Cargo tonnage at the Port of Prince Rupert dropped 24.5 percent in the first quarter even though container traffic at the Canadian West Coast port doubled over the first three months of last year, the port announced.
The port handled 41,043 TEUs in the first three months of this year, most of them containers going to and from China, up sharply from the 21,040 TEUs the port reported in the same period of 2008. However, Prince Rupert Port Authority President and CEO Don Krusel noted the box terminal opened only in November 2007 so the first quarter last year "was part of the ramping-up period."

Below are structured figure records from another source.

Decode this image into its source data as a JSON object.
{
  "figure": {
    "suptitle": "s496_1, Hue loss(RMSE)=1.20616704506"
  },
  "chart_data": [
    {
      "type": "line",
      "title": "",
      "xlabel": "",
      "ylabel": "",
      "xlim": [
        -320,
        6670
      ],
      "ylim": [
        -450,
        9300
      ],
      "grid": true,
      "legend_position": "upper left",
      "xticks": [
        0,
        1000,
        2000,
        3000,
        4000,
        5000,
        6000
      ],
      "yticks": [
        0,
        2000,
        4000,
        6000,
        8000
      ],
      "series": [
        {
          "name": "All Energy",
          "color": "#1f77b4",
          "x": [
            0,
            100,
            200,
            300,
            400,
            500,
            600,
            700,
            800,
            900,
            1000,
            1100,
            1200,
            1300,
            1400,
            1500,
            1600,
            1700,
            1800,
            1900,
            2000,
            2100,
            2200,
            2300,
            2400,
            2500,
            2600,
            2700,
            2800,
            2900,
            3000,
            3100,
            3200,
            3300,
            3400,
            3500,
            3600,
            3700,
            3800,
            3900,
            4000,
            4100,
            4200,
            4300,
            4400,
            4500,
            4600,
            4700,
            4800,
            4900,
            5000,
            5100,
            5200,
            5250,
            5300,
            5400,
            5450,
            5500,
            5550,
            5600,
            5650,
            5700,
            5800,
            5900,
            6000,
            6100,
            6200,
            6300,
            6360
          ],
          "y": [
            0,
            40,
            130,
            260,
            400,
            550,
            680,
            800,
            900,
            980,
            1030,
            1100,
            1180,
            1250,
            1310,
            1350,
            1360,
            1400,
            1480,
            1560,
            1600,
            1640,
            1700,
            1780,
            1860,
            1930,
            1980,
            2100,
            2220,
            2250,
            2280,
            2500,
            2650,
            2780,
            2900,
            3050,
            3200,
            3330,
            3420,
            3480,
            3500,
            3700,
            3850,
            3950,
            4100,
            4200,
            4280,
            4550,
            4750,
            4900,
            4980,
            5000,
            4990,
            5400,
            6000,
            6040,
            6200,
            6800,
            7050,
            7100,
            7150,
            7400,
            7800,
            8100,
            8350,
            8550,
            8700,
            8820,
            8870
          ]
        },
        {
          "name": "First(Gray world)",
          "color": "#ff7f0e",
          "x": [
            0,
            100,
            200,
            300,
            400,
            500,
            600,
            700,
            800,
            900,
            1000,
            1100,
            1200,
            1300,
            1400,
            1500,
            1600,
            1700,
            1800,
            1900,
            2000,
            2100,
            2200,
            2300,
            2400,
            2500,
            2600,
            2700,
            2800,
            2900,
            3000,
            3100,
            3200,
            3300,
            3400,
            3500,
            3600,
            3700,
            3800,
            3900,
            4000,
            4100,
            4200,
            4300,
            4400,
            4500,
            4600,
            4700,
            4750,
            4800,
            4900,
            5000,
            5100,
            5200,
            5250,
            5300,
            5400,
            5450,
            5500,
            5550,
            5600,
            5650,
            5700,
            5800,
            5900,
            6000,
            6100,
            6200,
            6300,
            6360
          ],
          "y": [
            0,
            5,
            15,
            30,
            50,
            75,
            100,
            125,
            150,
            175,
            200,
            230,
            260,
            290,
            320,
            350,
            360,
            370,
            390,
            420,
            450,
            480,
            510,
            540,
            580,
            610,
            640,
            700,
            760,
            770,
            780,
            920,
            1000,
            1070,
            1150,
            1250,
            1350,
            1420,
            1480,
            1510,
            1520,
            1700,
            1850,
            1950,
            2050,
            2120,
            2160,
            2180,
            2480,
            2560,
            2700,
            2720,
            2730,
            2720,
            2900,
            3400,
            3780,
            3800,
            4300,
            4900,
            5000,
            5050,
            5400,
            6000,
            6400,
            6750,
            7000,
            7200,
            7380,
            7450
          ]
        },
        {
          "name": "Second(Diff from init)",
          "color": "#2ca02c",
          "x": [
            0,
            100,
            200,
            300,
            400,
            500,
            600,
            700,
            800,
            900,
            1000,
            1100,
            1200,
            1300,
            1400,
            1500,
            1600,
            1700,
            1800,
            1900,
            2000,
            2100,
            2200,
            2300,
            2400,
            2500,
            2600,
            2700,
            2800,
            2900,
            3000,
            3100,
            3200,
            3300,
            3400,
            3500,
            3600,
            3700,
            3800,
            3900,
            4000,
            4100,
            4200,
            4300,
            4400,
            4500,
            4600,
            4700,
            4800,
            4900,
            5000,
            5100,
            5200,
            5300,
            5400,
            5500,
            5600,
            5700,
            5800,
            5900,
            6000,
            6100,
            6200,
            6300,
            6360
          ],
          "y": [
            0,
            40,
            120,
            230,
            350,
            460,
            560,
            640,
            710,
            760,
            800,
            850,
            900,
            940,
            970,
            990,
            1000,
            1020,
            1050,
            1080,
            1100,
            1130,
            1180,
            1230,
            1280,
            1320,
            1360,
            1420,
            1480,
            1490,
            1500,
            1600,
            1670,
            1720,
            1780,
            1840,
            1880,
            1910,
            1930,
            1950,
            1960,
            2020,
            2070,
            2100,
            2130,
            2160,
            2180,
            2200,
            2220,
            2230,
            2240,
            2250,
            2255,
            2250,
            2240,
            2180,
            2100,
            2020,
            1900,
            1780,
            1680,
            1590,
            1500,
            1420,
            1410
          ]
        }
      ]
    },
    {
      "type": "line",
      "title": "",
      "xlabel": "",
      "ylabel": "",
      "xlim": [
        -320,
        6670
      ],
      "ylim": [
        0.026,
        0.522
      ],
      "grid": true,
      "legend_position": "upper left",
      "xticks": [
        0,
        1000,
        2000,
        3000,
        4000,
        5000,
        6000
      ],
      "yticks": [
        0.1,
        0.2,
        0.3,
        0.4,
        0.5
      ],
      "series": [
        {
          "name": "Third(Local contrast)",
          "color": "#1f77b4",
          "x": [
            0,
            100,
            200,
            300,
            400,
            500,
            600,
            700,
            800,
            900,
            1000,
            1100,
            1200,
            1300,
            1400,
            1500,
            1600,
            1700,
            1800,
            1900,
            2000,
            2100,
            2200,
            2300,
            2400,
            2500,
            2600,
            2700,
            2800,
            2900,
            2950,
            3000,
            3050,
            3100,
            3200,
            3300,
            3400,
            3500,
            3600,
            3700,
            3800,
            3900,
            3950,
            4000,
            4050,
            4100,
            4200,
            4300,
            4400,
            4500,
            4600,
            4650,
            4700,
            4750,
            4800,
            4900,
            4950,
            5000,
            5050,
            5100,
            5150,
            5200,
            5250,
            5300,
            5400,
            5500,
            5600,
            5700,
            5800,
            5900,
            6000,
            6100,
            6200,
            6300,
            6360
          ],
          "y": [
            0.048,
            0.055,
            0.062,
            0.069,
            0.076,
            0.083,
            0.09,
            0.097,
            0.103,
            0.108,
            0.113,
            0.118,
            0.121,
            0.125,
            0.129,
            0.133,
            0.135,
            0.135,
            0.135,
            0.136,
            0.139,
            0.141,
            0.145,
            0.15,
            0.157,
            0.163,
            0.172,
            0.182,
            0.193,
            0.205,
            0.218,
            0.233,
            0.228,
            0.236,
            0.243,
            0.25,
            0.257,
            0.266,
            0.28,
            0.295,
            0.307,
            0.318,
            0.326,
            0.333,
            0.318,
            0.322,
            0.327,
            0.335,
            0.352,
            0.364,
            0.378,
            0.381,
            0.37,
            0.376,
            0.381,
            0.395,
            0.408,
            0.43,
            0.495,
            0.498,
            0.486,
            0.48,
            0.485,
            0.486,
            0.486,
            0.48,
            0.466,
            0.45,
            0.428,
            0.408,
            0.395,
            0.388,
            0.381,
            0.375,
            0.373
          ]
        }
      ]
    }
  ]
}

And the container traffic also fell sharply from the fourth quarter of 2008, tumbling 48 percent on a quarter-to-quarter basis.
Nevertheless, Krusel said "we are very pleased with the container terminal’s performance and volumes during the severe global economic downturn." Customers continue to be satisfied with "the speed, reliability and cost effectiveness they are experiencing in moving their cargo through Prince Rupert," he said.
All import containers were fully laden in the first quarter this year, but just 32.5 percent of containers destined for Asia were loaded, the authority said.
Commodity traffic dragged the overall numbers down.
Overall tonnage fell from 3.1 million metric tons in the first quarter last year to 2.4 million this years. The drop was mainly due to a 61 percent fall in coal shipments, to 639,765 metric tons, as major customers in British Columbia scaled back production.
Grain traffic was about even with last year, with wheat up 27 percent, while chemical and log shipments grew.